What causes alterations in your memories?  Our psychologies are so complex that the answer is, almost anything.  It could be as simple as a ‘bug’ in the instructions for reconstructing your memory  that leaves something out, or takes a piece of one memory and inserts it in another.  It could be new information – someone tells you your grandmother was there on your 10th birthday and you “remember” her being there, or you see an old picture and your brain incorporates the information in the photo into the memory the next time you recall it.  In cases involving child abuse, some investigators and therapists have been accused of planting false memories through the power of suggestion.  Or it could be a feeling – guilt, resentment, shame – that leads one’s unconscious to erase some portion of a memory.

Several years ago, at a Boston Bar Association seminar on witness testimony, an arbitrator on the panel told the story of the day he left the house with a legal document in his hand, drove around town doing various errands before finally sitting down to work on the document, which he then couldn’t find.  He retraced his steps to every location he had been to since he left his house, but no document.  Frustrated, he returned home  – to find the document sitting on his desk.  He had never taken it out of the house to begin with, yet he had a vivid memory of having the document with him throughout the entire trip.  Why did the arbitrator’s memory insert the document where it didn’t belong?  Maybe it was a matter of wishful thinking – he believed he should have brought the document with him, so in order to avoid a bad feeling about forgetting it, his brain simply added the document to his memories.

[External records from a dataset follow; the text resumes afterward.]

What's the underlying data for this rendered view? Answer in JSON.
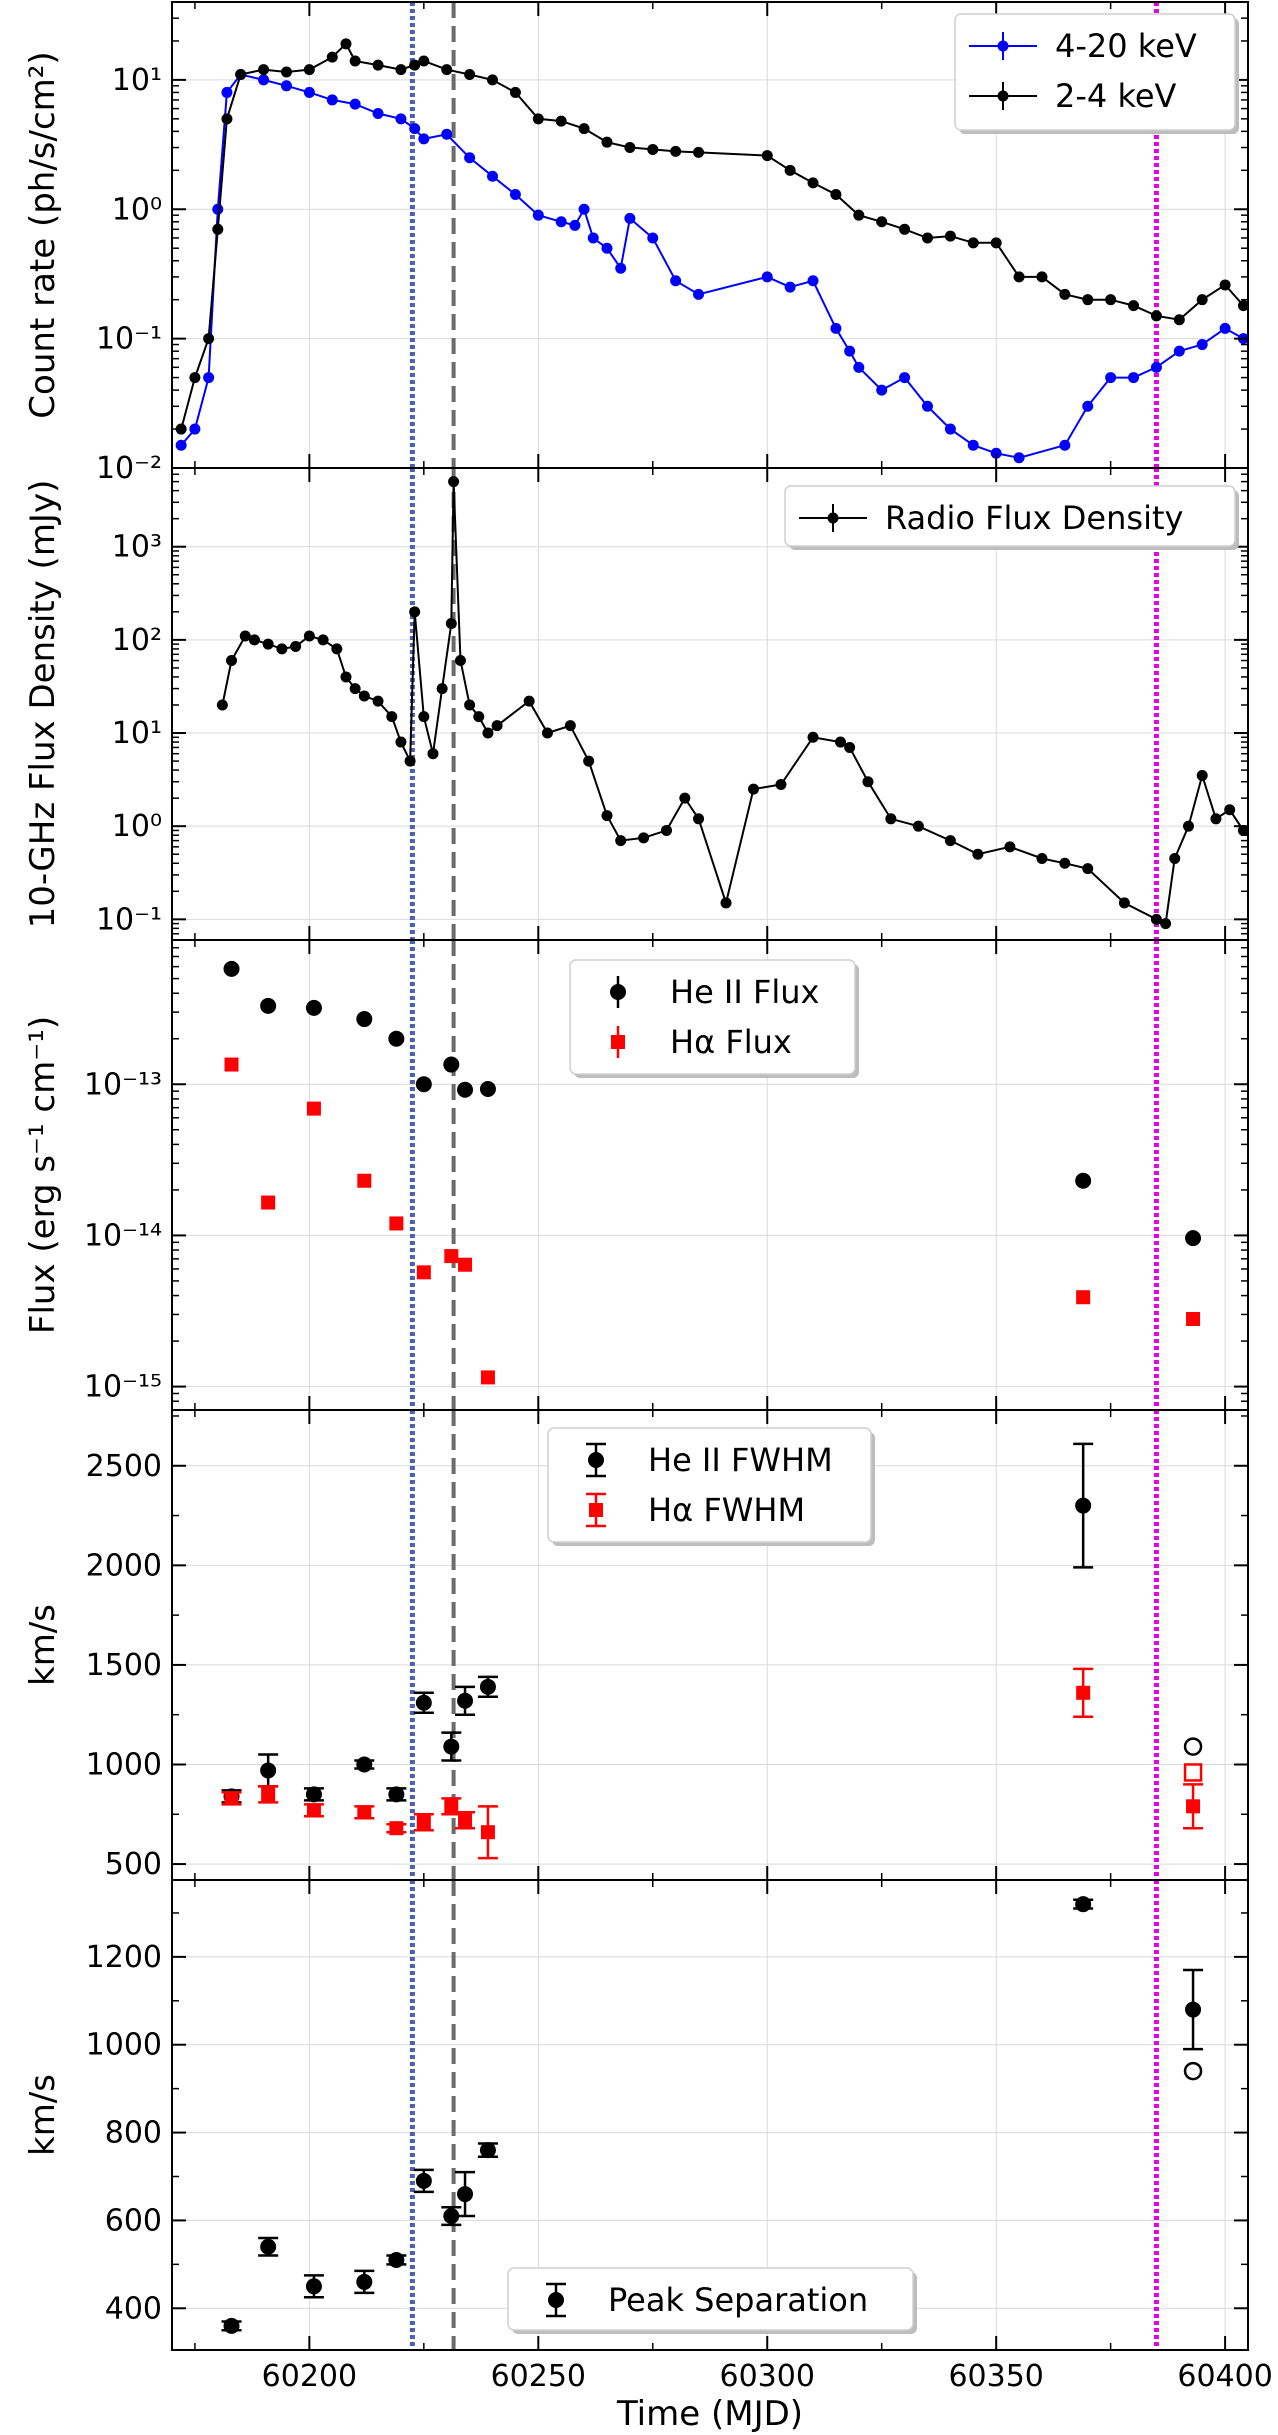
{
  "colors": {
    "blue": "#0000ff",
    "black": "#000000",
    "red": "#ff0000",
    "magenta": "#e000e0",
    "dash_blue": "#4a5fb5",
    "dash_grey": "#6b6b6b",
    "grid": "#d9d9d9"
  },
  "figure": {
    "xlabel": "Time (MJD)",
    "xlim": [
      60170,
      60405
    ],
    "x_ticks": [
      60200,
      60250,
      60300,
      60350,
      60400
    ],
    "vlines": [
      {
        "x": 60222.5,
        "style": "dotted",
        "color": "blue"
      },
      {
        "x": 60231.5,
        "style": "dashed",
        "color": "grey"
      },
      {
        "x": 60385,
        "style": "dotted",
        "color": "magenta"
      }
    ]
  },
  "chart_data": [
    {
      "type": "line",
      "panel": "xray",
      "ylabel": "Count rate (ph/s/cm²)",
      "yscale": "log",
      "ylim": [
        0.01,
        40
      ],
      "y_ticks": [
        0.01,
        0.1,
        1,
        10
      ],
      "y_tick_labels": [
        "10⁻²",
        "10⁻¹",
        "10⁰",
        "10¹"
      ],
      "legend": "top-right",
      "series": [
        {
          "name": "4-20 keV",
          "color": "blue",
          "x": [
            60172,
            60175,
            60178,
            60180,
            60182,
            60185,
            60190,
            60195,
            60200,
            60205,
            60210,
            60215,
            60220,
            60223,
            60225,
            60230,
            60235,
            60240,
            60245,
            60250,
            60255,
            60258,
            60260,
            60262,
            60265,
            60268,
            60270,
            60275,
            60280,
            60285,
            60300,
            60305,
            60310,
            60315,
            60318,
            60320,
            60325,
            60330,
            60335,
            60340,
            60345,
            60350,
            60355,
            60365,
            60370,
            60375,
            60380,
            60385,
            60390,
            60395,
            60400,
            60404
          ],
          "y": [
            0.015,
            0.02,
            0.05,
            1.0,
            8,
            11,
            10,
            9,
            8,
            7,
            6.5,
            5.5,
            5,
            4.2,
            3.5,
            3.8,
            2.5,
            1.8,
            1.3,
            0.9,
            0.8,
            0.75,
            1.0,
            0.6,
            0.5,
            0.35,
            0.85,
            0.6,
            0.28,
            0.22,
            0.3,
            0.25,
            0.28,
            0.12,
            0.08,
            0.06,
            0.04,
            0.05,
            0.03,
            0.02,
            0.015,
            0.013,
            0.012,
            0.015,
            0.03,
            0.05,
            0.05,
            0.06,
            0.08,
            0.09,
            0.12,
            0.1
          ]
        },
        {
          "name": "2-4 keV",
          "color": "black",
          "x": [
            60172,
            60175,
            60178,
            60180,
            60182,
            60185,
            60190,
            60195,
            60200,
            60205,
            60208,
            60210,
            60215,
            60220,
            60223,
            60225,
            60230,
            60235,
            60240,
            60245,
            60250,
            60255,
            60260,
            60265,
            60270,
            60275,
            60280,
            60285,
            60300,
            60305,
            60310,
            60315,
            60320,
            60325,
            60330,
            60335,
            60340,
            60345,
            60350,
            60355,
            60360,
            60365,
            60370,
            60375,
            60380,
            60385,
            60390,
            60395,
            60400,
            60404
          ],
          "y": [
            0.02,
            0.05,
            0.1,
            0.7,
            5,
            11,
            12,
            11.5,
            12,
            15,
            19,
            14,
            13,
            12,
            13,
            14,
            12,
            11,
            10,
            8,
            5,
            4.8,
            4.2,
            3.3,
            3.0,
            2.9,
            2.8,
            2.75,
            2.6,
            2.0,
            1.6,
            1.3,
            0.9,
            0.8,
            0.7,
            0.6,
            0.62,
            0.55,
            0.55,
            0.3,
            0.3,
            0.22,
            0.2,
            0.2,
            0.18,
            0.15,
            0.14,
            0.2,
            0.26,
            0.18
          ]
        }
      ]
    },
    {
      "type": "line",
      "panel": "radio",
      "ylabel": "10-GHz Flux Density (mJy)",
      "yscale": "log",
      "ylim": [
        0.06,
        7000
      ],
      "y_ticks": [
        0.1,
        1,
        10,
        100,
        1000
      ],
      "y_tick_labels": [
        "10⁻¹",
        "10⁰",
        "10¹",
        "10²",
        "10³"
      ],
      "legend": "top-right",
      "series": [
        {
          "name": "Radio Flux Density",
          "color": "black",
          "x": [
            60181,
            60183,
            60186,
            60188,
            60191,
            60194,
            60197,
            60200,
            60203,
            60206,
            60208,
            60210,
            60212,
            60215,
            60218,
            60220,
            60222,
            60223,
            60225,
            60227,
            60229,
            60231,
            60231.5,
            60233,
            60235,
            60237,
            60239,
            60241,
            60248,
            60252,
            60257,
            60261,
            60265,
            60268,
            60273,
            60278,
            60282,
            60285,
            60291,
            60297,
            60303,
            60310,
            60316,
            60318,
            60322,
            60327,
            60333,
            60340,
            60346,
            60353,
            60360,
            60365,
            60370,
            60378,
            60385,
            60387,
            60389,
            60392,
            60395,
            60398,
            60401,
            60404
          ],
          "y": [
            20,
            60,
            110,
            100,
            90,
            80,
            85,
            110,
            100,
            80,
            40,
            30,
            25,
            22,
            15,
            8,
            5,
            200,
            15,
            6,
            30,
            150,
            5000,
            60,
            20,
            15,
            10,
            12,
            22,
            10,
            12,
            5,
            1.3,
            0.7,
            0.75,
            0.9,
            2,
            1.2,
            0.15,
            2.5,
            2.8,
            9,
            8,
            7,
            3,
            1.2,
            1.0,
            0.7,
            0.5,
            0.6,
            0.45,
            0.4,
            0.35,
            0.15,
            0.1,
            0.09,
            0.45,
            1.0,
            3.5,
            1.2,
            1.5,
            0.9
          ]
        }
      ]
    },
    {
      "type": "scatter",
      "panel": "line-flux",
      "ylabel": "Flux (erg s⁻¹ cm⁻¹)",
      "yscale": "log",
      "ylim": [
        7e-16,
        9e-13
      ],
      "y_ticks": [
        1e-15,
        1e-14,
        1e-13
      ],
      "y_tick_labels": [
        "10⁻¹⁵",
        "10⁻¹⁴",
        "10⁻¹³"
      ],
      "legend": "top-center",
      "series": [
        {
          "name": "He II Flux",
          "color": "black",
          "marker": "circle",
          "x": [
            60183,
            60191,
            60201,
            60212,
            60219,
            60225,
            60231,
            60234,
            60239,
            60369,
            60393
          ],
          "y": [
            5.8e-13,
            3.3e-13,
            3.2e-13,
            2.7e-13,
            2e-13,
            1e-13,
            1.35e-13,
            9.2e-14,
            9.3e-14,
            2.3e-14,
            9.6e-15
          ]
        },
        {
          "name": "Hα Flux",
          "color": "red",
          "marker": "square",
          "x": [
            60183,
            60191,
            60201,
            60212,
            60219,
            60225,
            60231,
            60234,
            60239,
            60369,
            60393
          ],
          "y": [
            1.35e-13,
            1.65e-14,
            6.9e-14,
            2.3e-14,
            1.2e-14,
            5.7e-15,
            7.3e-15,
            6.4e-15,
            1.15e-15,
            3.9e-15,
            2.8e-15
          ]
        }
      ]
    },
    {
      "type": "scatter",
      "panel": "fwhm",
      "ylabel": "km/s",
      "ylim": [
        420,
        2780
      ],
      "y_ticks": [
        500,
        1000,
        1500,
        2000,
        2500
      ],
      "legend": "top-center",
      "series": [
        {
          "name": "He II FWHM",
          "color": "black",
          "marker": "circle",
          "x": [
            60183,
            60191,
            60201,
            60212,
            60219,
            60225,
            60231,
            60234,
            60239,
            60369
          ],
          "y": [
            840,
            970,
            850,
            1000,
            850,
            1310,
            1090,
            1320,
            1390,
            2300
          ],
          "err": [
            30,
            80,
            30,
            20,
            30,
            50,
            70,
            70,
            50,
            310
          ]
        },
        {
          "name": "Hα FWHM",
          "color": "red",
          "marker": "square",
          "x": [
            60183,
            60191,
            60201,
            60212,
            60219,
            60225,
            60231,
            60234,
            60239,
            60369,
            60393
          ],
          "y": [
            830,
            850,
            770,
            760,
            680,
            710,
            790,
            720,
            660,
            1360,
            790
          ],
          "err": [
            30,
            40,
            30,
            30,
            20,
            40,
            40,
            40,
            130,
            120,
            110
          ]
        },
        {
          "name": "",
          "color": "black",
          "marker": "open-circle",
          "x": [
            60393
          ],
          "y": [
            1090
          ],
          "err": [
            0
          ]
        },
        {
          "name": "",
          "color": "red",
          "marker": "open-square",
          "x": [
            60393
          ],
          "y": [
            960
          ],
          "err": [
            0
          ]
        }
      ]
    },
    {
      "type": "scatter",
      "panel": "peak-sep",
      "ylabel": "km/s",
      "ylim": [
        305,
        1375
      ],
      "y_ticks": [
        400,
        600,
        800,
        1000,
        1200
      ],
      "legend": "bottom-center",
      "series": [
        {
          "name": "Peak Separation",
          "color": "black",
          "marker": "circle",
          "x": [
            60183,
            60191,
            60201,
            60212,
            60219,
            60225,
            60231,
            60234,
            60239,
            60369,
            60393
          ],
          "y": [
            360,
            540,
            450,
            460,
            510,
            690,
            610,
            660,
            760,
            1320,
            1080
          ],
          "err": [
            10,
            20,
            25,
            25,
            10,
            25,
            20,
            50,
            15,
            10,
            90
          ]
        },
        {
          "name": "",
          "color": "black",
          "marker": "open-circle",
          "x": [
            60393
          ],
          "y": [
            940
          ],
          "err": [
            0
          ]
        }
      ]
    }
  ]
}
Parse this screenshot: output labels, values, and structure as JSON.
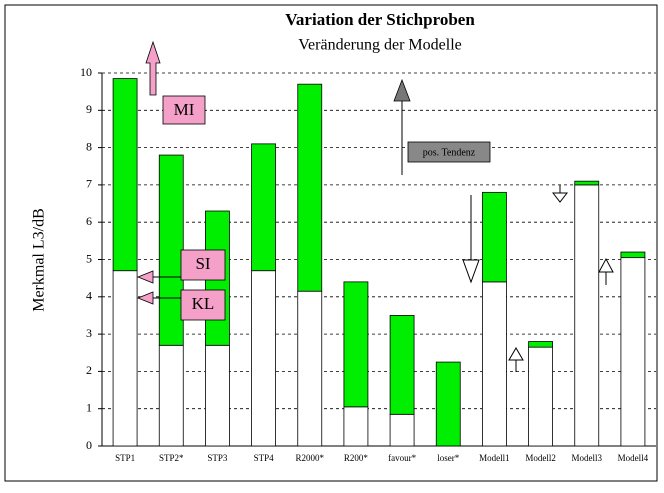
{
  "chart_data": {
    "type": "stacked_bar",
    "title": "Variation der Stichproben",
    "subtitle": "Veränderung der Modelle",
    "y_label": "Merkmal L3/dB",
    "categories": [
      "STP1",
      "STP2*",
      "STP3",
      "STP4",
      "R2000*",
      "R200*",
      "favour*",
      "loser*",
      "Modell1",
      "Modell2",
      "Modell3",
      "Modell4"
    ],
    "series": [
      {
        "color": "#ffffff",
        "values": [
          4.7,
          2.7,
          2.7,
          4.7,
          4.15,
          1.05,
          0.85,
          0,
          4.4,
          2.65,
          7.0,
          5.05
        ]
      },
      {
        "color": "#00ee00",
        "values": [
          5.15,
          5.1,
          3.6,
          3.4,
          5.55,
          3.35,
          2.65,
          2.25,
          2.4,
          0.15,
          0.1,
          0.15
        ]
      }
    ],
    "ylim": [
      0,
      10
    ],
    "yticks": [
      0,
      1,
      2,
      3,
      4,
      5,
      6,
      7,
      8,
      9,
      10
    ],
    "grid": true,
    "annotations": [
      "MI",
      "SI",
      "KL",
      "pos. Tendenz"
    ]
  }
}
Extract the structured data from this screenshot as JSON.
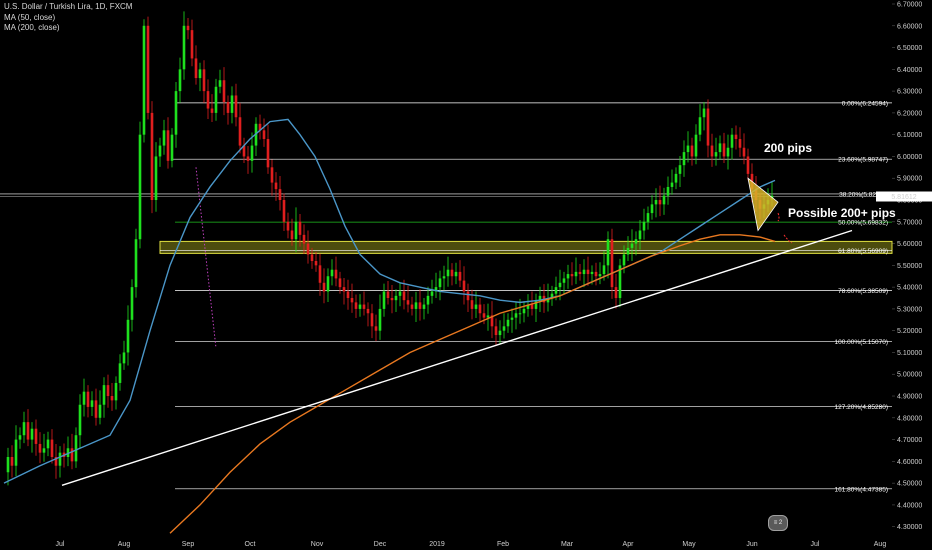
{
  "legend": {
    "title": "U.S. Dollar / Turkish Lira, 1D, FXCM",
    "ma50": "MA (50, close)",
    "ma200": "MA (200, close)"
  },
  "colors": {
    "background": "#000000",
    "up_candle": "#1ee01e",
    "down_candle": "#e01e1e",
    "ma50": "#4a96c8",
    "ma200": "#e87820",
    "trendline": "#ffffff",
    "fib_line": "#ffffff",
    "zone_fill": "#8a8a1a",
    "zone_border": "#e0e040",
    "green_line": "#20c020",
    "triangle_fill": "#d8b428",
    "price_label_bg": "#ffffff"
  },
  "chart_data": {
    "type": "candlestick",
    "title": "U.S. Dollar / Turkish Lira, 1D, FXCM",
    "x_ticks": [
      "Jul",
      "Aug",
      "Sep",
      "Oct",
      "Nov",
      "Dec",
      "2019",
      "Feb",
      "Mar",
      "Apr",
      "May",
      "Jun",
      "Jul",
      "Aug"
    ],
    "y_ticks": [
      "6.70000",
      "6.60000",
      "6.50000",
      "6.40000",
      "6.30000",
      "6.20000",
      "6.10000",
      "6.00000",
      "5.90000",
      "5.80000",
      "5.70000",
      "5.60000",
      "5.50000",
      "5.40000",
      "5.30000",
      "5.20000",
      "5.10000",
      "5.00000",
      "4.90000",
      "4.80000",
      "4.70000",
      "4.60000",
      "4.50000",
      "4.40000",
      "4.30000"
    ],
    "ylim": [
      4.27,
      6.73
    ],
    "current_price": "5.81612",
    "current_price_label": "5.81612",
    "fib_levels": [
      {
        "label": "0.00%(6.24594)",
        "value": 6.24594
      },
      {
        "label": "23.60%(5.98747)",
        "value": 5.98747
      },
      {
        "label": "38.20%(5.82",
        "value": 5.828
      },
      {
        "label": "50.00%(5.69832)",
        "value": 5.69832
      },
      {
        "label": "61.80%(5.56909)",
        "value": 5.56909
      },
      {
        "label": "78.60%(5.38509)",
        "value": 5.38509
      },
      {
        "label": "100.00%(5.15070)",
        "value": 5.1507
      },
      {
        "label": "127.20%(4.85280)",
        "value": 4.8528
      },
      {
        "label": "161.80%(4.47385)",
        "value": 4.47385
      }
    ],
    "zone": {
      "low": 5.555,
      "high": 5.61
    },
    "annotations": [
      {
        "text": "200 pips"
      },
      {
        "text": "Possible 200+ pips"
      }
    ],
    "series": [
      {
        "name": "MA (50, close)"
      },
      {
        "name": "MA (200, close)"
      }
    ]
  },
  "watermark": "≡ 2"
}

The bottom line of this new research, as the arbitrator’s story highlights, is that a witness may not be telling the truth, but may not be lying either.  The old saying that ‘true fact’ is redundant may have to be revised.  The facts of a case are what the finder of fact says they are.  If an uncontradicted witness testifies without lying to a set of facts that are credited by the factfinder, those are the facts, but there is no guarantee that they are true.  Where does that leave the search for the truth?  In the 1700s, British philosopher George Berkeley concluded that nothing existed unless it was being perceived by someone.  In order to avoid a world in which objects come in and out of being every time you close your eyes, Berkeley concluded that God was perceiving everything all the time.  Berkeley’s theory has long since been debunked, but the new science of memory may require its resurrection.  For if we cannot rely on the memories of credible, truth-telling witnesses as an accurate reflection of what they have observed and experienced, how can a legal factfinder ever find out what truly happened?  As advocates, perhaps the best we can do is educate factfinders – and witnesses, for that matter – about the elusive nature of memory.